Before Postgres 10, if you use INSERT statements with a RETURNING clause (as frameworks like Rails do), you’ll no longer receive the id of the newly inserted record(s) back. If you need this, you can either:

  1. Insert directly into the partition
  2. Get value before the insert with SELECT nextval('sequence_name') (for multiple rows, append FROM generate_series(1, n))

Reads

When possible, queries should include the column you partition on to limit the number of partitions the database needs to check. For instance, if you partition on created_at, try to include it in queries:

SELECT * FROM
    visits
WHERE
    user_id = 123 AND
    -- for performance
    created_at >= '2016-09-01' AND created_at < '2016-09-02'

For this to be effective, ensure constraint_exclusion is set to partition (default value) or on.
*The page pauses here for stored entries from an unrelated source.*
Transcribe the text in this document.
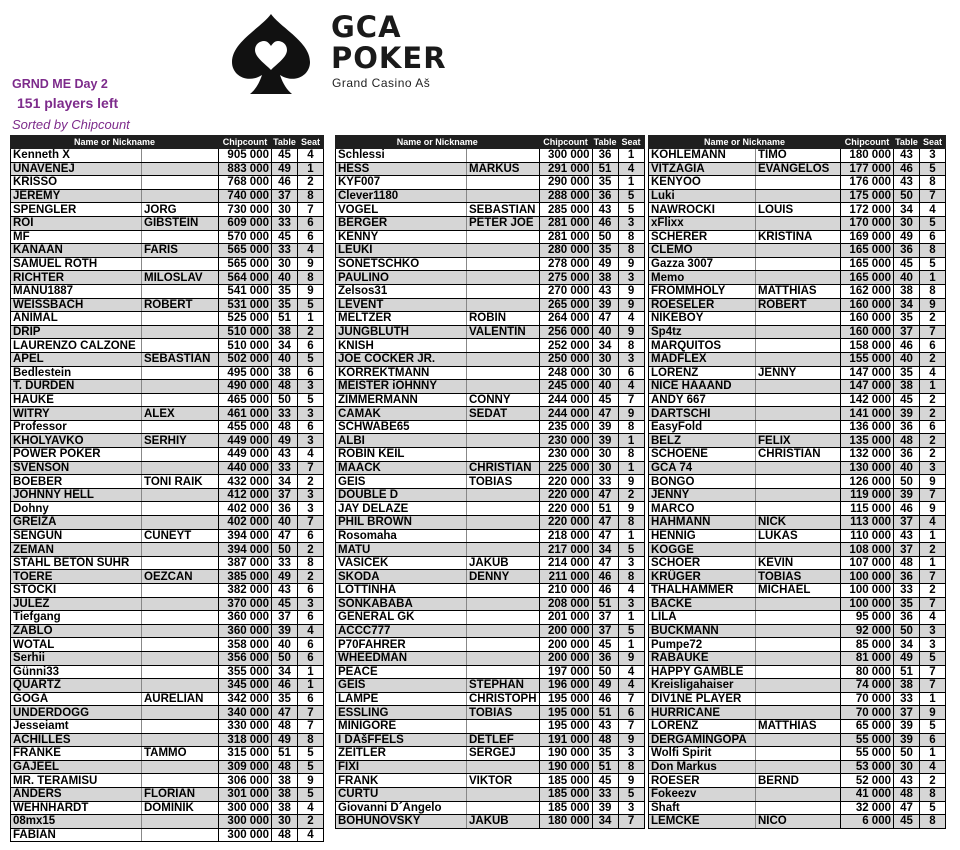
GCA
POKER
Grand Casino Aš
GRND ME Day 2
151 players left
Sorted by Chipcount
Name or Nickname		Chipcount	Table	Seat
Kenneth X		905 000	45	4
UNAVENEJ		883 000	49	1
KRISSO		768 000	46	2
JEREMY		740 000	37	8
SPENGLER	JORG	730 000	30	7
ROI	GIBSTEIN	609 000	33	6
MF		570 000	45	6
KANAAN	FARIS	565 000	33	4
SAMUEL ROTH		565 000	30	9
RICHTER	MILOSLAV	564 000	40	8
MANU1887		541 000	35	9
WEISSBACH	ROBERT	531 000	35	5
ANIMAL		525 000	51	1
DRIP		510 000	38	2
LAURENZO CALZONE		510 000	34	6
APEL	SEBASTIAN	502 000	40	5
Bedlestein		495 000	38	6
T. DURDEN		490 000	48	3
HAUKE		465 000	50	5
WITRY	ALEX	461 000	33	3
Professor		455 000	48	6
KHOLYAVKO	SERHIY	449 000	49	3
POWER POKER		449 000	43	4
SVENSON		440 000	33	7
BOEBER	TONI RAIK	432 000	34	2
JOHNNY HELL		412 000	37	3
Dohny		402 000	36	3
GREIZA		402 000	40	7
SENGUN	CUNEYT	394 000	47	6
ZEMAN		394 000	50	2
STAHL BETON SUHR		387 000	33	8
TOERE	OEZCAN	385 000	49	2
STOCKI		382 000	43	6
JULEZ		370 000	45	3
Tiefgang		360 000	37	6
ZABLO		360 000	39	4
WOTAL		358 000	40	6
Serhii		356 000	50	6
Günni33		355 000	34	1
QUARTZ		345 000	46	1
GOGA	AURELIAN	342 000	35	6
UNDERDOGG		340 000	47	7
Jesseiamt		330 000	48	7
ACHILLES		318 000	49	8
FRANKE	TAMMO	315 000	51	5
GAJEEL		309 000	48	5
MR. TERAMISU		306 000	38	9
ANDERS	FLORIAN	301 000	38	5
WEHNHARDT	DOMINIK	300 000	38	4
08mx15		300 000	30	2
FABIAN		300 000	48	4
Name or Nickname		Chipcount	Table	Seat
Schlessi		300 000	36	1
HESS	MARKUS	291 000	51	4
KYF007		290 000	35	1
Clever1180		288 000	36	5
VOGEL	SEBASTIAN	285 000	43	5
BERGER	PETER JOE	281 000	46	3
KENNY		281 000	50	8
LEUKI		280 000	35	8
SONETSCHKO		278 000	49	9
PAULINO		275 000	38	3
Zelsos31		270 000	43	9
LEVENT		265 000	39	9
MELTZER	ROBIN	264 000	47	4
JUNGBLUTH	VALENTIN	256 000	40	9
KNISH		252 000	34	8
JOE COCKER JR.		250 000	30	3
KORREKTMANN		248 000	30	6
MEISTER iOHNNY		245 000	40	4
ZIMMERMANN	CONNY	244 000	45	7
CAMAK	SEDAT	244 000	47	9
SCHWABE65		235 000	39	8
ALBI		230 000	39	1
ROBIN KEIL		230 000	30	8
MAACK	CHRISTIAN	225 000	30	1
GEIS	TOBIAS	220 000	33	9
DOUBLE D		220 000	47	2
JAY DELAZE		220 000	51	9
PHIL BROWN		220 000	47	8
Rosomaha		218 000	47	1
MATU		217 000	34	5
VASICEK	JAKUB	214 000	47	3
SKODA	DENNY	211 000	46	8
LOTTINHA		210 000	46	4
SONKABABA		208 000	51	3
GENERAL GK		201 000	37	1
ACCC777		200 000	37	5
P70FAHRER		200 000	45	1
WHEEDMAN		200 000	36	9
PEACE		197 000	50	4
GEIS	STEPHAN	196 000	49	4
LAMPE	CHRISTOPH	195 000	46	7
ESSLING	TOBIAS	195 000	51	6
MINIGORE		195 000	43	7
I DÅšFFELS	DETLEF	191 000	48	9
ZEITLER	SERGEJ	190 000	35	3
FIXI		190 000	51	8
FRANK	VIKTOR	185 000	45	9
CURTU		185 000	33	5
Giovanni D´Angelo		185 000	39	3
BOHUNOVSKY	JAKUB	180 000	34	7
Name or Nickname		Chipcount	Table	Seat
KOHLEMANN	TIMO	180 000	43	3
VITZAGIA	EVANGELOS	177 000	46	5
KENYOO		176 000	43	8
Luki		175 000	50	7
NAWROCKI	LOUIS	172 000	34	4
xFlixx		170 000	30	5
SCHERER	KRISTINA	169 000	49	6
CLEMO		165 000	36	8
Gazza 3007		165 000	45	5
Memo		165 000	40	1
FROMMHOLY	MATTHIAS	162 000	38	8
ROESELER	ROBERT	160 000	34	9
NIKEBOY		160 000	35	2
Sp4tz		160 000	37	7
MARQUITOS		158 000	46	6
MADFLEX		155 000	40	2
LORENZ	JENNY	147 000	35	4
NICE HAAAND		147 000	38	1
ANDY 667		142 000	45	2
DARTSCHI		141 000	39	2
EasyFold		136 000	36	6
BELZ	FELIX	135 000	48	2
SCHOENE	CHRISTIAN	132 000	36	2
GCA 74		130 000	40	3
BONGO		126 000	50	9
JENNY		119 000	39	7
MARCO		115 000	46	9
HAHMANN	NICK	113 000	37	4
HENNIG	LUKAS	110 000	43	1
KOGGE		108 000	37	2
SCHOER	KEVIN	107 000	48	1
KRÜGER	TOBIAS	100 000	36	7
THALHAMMER	MICHAEL	100 000	33	2
BACKE		100 000	35	7
LILA		95 000	36	4
BUCKMANN		92 000	50	3
Pumpe72		85 000	34	3
RABAUKE		81 000	49	5
HAPPY GAMBLE		80 000	51	7
Kreisligahaiser		74 000	38	7
DIV1NE PLAYER		70 000	33	1
HURRICANE		70 000	37	9
LORENZ	MATTHIAS	65 000	39	5
DERGAMINGOPA		55 000	39	6
Wolfi Spirit		55 000	50	1
Don Markus		53 000	30	4
ROESER	BERND	52 000	43	2
Fokeezv		41 000	48	8
Shaft		32 000	47	5
LEMCKE	NICO	6 000	45	8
SHOW constraint_exclusion;

One Off Tasks

You can also use pgslice to reduce the size of a table without partitioning by creating a new table, filling it with a subset of records, and swapping it in.

pgslice prep <table> --no-partition
pgslice fill <table> --where "id > 1000" # use any conditions
pgslice swap <table>

Schema Updates

Once a table is partitioned, here’s how to change the schema:

  • To add, remove, or modify a column, make the update on the master table only
  • To add or remove an index, make the update on the master table and all partitions (for Postgres 11, make the update on the master table only)

Declarative Partitioning

Postgres 10 introduces declarative partitioning. A major benefit is INSERT statements with a RETURNING clause work as expected. If you prefer to use trigger-based partitioning instead (not recommended), pass the --trigger-based option to the prep command.

Upgrading

Run:

gem install pgslice

To use master, run:

gem install specific_install
gem specific_install https://github.com/ankane/pgslice.git

Docker

docker build -t pgslice .
alias pgslice="docker run --rm -e PGSLICE_URL pgslice"

This will give you the pgslice command.

Reference

Related Projects

Also check out:

  • PgHero - A performance dashboard for Postgres
  • pgsync - Sync Postgres data to your local machine

Contributing

Everyone is encouraged to help improve this project. Here are a few ways you can help:

To run tests, do:

git clone https://github.com/ankane/pgslice.git
cd pgslice
bundle install
createdb pgslice_test
bundle exec rake

To test against different versions of Postgres with Docker, use:

docker run -p=8000:5432 postgres:10
TZ=Etc/UTC PGSLICE_URL=postgres://postgres@localhost:8000/postgres bundle exec rake

On Mac, you must use Docker for Mac for the port mapping to localhost to work.